Jeremy Stretch, chief strategist for CIBC in London, comfirmed to The Edge that Iran is likely to have an LNG and oil refining pricing strategy that reflects its desire to re-establish its position as a global hydrocarbons superpower as soon as possible. “The heads of Iran’s oil and gas industries have already made it very clear that they want to push up oil and gas production dramatically, and that they regard exploiting the global LNG market as a key priority,” he said.

Indeed, the current targets are to increase crude oil production to at least three million barrels per day (mbpd) by the end of this Iranian calendar year (and then to 5.7 mbpd by 2018), natural gas production up to one billion cubic metres per day (bcm/d) by 2018, and annual petrochemical production to 180 million tons by the end of 2022.

Purely in LNG terms, Iran’s plans to build capacity for exporting 40 million metric tons a year (compared to Qatar’s 77 million tonnes of annual output capacity) remain on track, according to a recent statement from Alireza Kameili, managing director of the state-run National Iranian Gas Company (NIGC), in Tehran. He added that talks are also ongoing with over 170 foreign companies interested in buying Iranian gas, the preferred delivery option for which is in LNG form.
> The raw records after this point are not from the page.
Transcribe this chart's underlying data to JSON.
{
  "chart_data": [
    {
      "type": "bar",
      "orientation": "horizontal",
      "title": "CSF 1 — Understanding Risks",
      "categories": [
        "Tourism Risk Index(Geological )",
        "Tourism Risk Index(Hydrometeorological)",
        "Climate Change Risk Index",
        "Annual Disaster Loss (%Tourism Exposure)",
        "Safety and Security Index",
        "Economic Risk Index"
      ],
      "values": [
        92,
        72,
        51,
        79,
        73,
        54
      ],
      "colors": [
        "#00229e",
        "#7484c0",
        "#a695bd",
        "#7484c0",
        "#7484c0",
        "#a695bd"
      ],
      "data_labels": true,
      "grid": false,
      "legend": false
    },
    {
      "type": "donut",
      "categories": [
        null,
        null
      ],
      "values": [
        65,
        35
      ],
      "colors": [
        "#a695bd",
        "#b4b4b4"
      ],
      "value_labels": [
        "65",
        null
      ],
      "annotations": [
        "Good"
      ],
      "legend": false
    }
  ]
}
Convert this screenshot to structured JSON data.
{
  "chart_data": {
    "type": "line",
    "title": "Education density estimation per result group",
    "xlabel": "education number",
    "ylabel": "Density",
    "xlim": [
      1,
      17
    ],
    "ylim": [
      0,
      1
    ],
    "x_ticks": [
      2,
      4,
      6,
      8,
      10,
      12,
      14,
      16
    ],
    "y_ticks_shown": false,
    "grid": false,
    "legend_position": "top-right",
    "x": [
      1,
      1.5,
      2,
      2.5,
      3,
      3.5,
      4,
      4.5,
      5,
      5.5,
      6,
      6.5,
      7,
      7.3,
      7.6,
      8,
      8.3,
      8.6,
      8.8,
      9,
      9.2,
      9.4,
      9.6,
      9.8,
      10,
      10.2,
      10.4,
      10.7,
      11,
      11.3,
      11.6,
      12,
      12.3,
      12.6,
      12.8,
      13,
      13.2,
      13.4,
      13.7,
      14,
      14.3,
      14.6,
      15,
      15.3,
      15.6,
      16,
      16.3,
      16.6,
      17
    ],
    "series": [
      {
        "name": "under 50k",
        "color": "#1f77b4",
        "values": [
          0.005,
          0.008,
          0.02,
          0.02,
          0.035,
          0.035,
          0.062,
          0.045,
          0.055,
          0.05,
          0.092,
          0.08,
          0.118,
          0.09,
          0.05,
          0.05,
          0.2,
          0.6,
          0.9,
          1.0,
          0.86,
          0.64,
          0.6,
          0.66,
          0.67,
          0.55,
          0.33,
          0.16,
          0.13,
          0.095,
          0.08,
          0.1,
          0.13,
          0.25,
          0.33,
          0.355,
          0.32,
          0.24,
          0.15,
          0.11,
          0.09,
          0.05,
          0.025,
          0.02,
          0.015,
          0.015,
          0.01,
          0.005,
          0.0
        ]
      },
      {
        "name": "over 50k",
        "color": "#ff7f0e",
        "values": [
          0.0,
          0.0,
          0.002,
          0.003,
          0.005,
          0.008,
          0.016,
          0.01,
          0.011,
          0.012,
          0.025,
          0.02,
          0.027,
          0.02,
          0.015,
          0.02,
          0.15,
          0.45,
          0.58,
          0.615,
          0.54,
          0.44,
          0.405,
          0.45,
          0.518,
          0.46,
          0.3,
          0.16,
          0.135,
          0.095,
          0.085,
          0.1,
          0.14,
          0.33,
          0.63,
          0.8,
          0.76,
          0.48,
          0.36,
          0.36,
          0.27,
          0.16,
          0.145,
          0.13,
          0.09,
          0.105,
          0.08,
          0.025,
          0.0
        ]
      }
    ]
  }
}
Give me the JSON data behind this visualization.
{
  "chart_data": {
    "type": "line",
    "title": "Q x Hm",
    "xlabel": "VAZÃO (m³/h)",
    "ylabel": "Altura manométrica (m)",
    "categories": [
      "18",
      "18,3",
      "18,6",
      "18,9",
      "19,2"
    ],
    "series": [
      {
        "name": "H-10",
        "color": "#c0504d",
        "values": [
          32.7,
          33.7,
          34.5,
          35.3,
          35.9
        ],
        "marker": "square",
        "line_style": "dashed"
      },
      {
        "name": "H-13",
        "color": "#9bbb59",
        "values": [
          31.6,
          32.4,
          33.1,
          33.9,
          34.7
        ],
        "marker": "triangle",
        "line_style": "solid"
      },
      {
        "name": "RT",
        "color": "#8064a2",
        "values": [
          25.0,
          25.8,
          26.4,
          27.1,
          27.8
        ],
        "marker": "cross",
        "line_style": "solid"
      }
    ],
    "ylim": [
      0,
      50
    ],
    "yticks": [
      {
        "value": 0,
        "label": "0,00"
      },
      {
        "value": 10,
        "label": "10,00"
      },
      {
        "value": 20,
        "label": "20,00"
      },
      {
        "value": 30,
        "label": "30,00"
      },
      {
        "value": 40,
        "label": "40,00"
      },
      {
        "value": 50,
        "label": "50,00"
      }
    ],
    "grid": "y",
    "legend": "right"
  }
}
Iran is looking at building floating LNG (FLNG) plants above an offshore natural gas field, where liquefaction, storage and transfer is carried out at sea by specially converted ships.

As a part of this, he said, and due to their high economic viability, Iran is not only looking at LNG being transferred through pipelines or on ships but also at building floating LNG (FLNG) plants – involving floating production of LNG above an offshore natural gas field, with liquefaction, storage and transfer all carried out at sea by specially converted ships – to expand the country’s options. “With preliminary negotiations held, the operational and executive work will immediately begin after the lifting of the sanctions,” Kameili said.

Prior to the ramping up of pressure from the US and Europe in 2010, Iran had contracts with the Anglo-Dutch Royal Dutch Shell, Spain’s Repsol and France’s Total to build three LNG plants in the country, and Kameili has made it clear that resuscitating these projects, among many others, can realistically be achieved relatively swiftly. According to NIGC figures, achieving a target of 10 percent of the global gas market share will require further investment of around USD60 billion, which, according to a range of analysts spoken to by The Edge, Iran will have no problem in raising without delay.

“The Russians and the Chinese already have extensive interests in Iran, and have made it clear that they wish to invest as much as they are allowed to going forward, and the Europeans have been lining up in the Oil Ministry in Tehran for many months now looking to funnel investment, and get a foot back in Iran, at the earliest opportunity,” says Wimpole’s Cook. In this vein, only last month, Iranian Oil Minister, Bijan Zanganeh, visited Germany to discuss LNG options with Linde, the Aachen-based engineering giant, underscoring that, even if the US Congress votes to keep US-specific sanctions in place, then the EU will move ahead anyway in dealing with Iran, on the legal basis of the July 14 Vienna agreement.

Moreover, the deal with Linde alone – which again was put on hold in 2010 – was for the German firm to supply all necessary equipment towards the construction of a 10.5 million metric tons per year LNG production plant, on top of the 40 million metric tonnes per year LNG production target already announced by NIGC.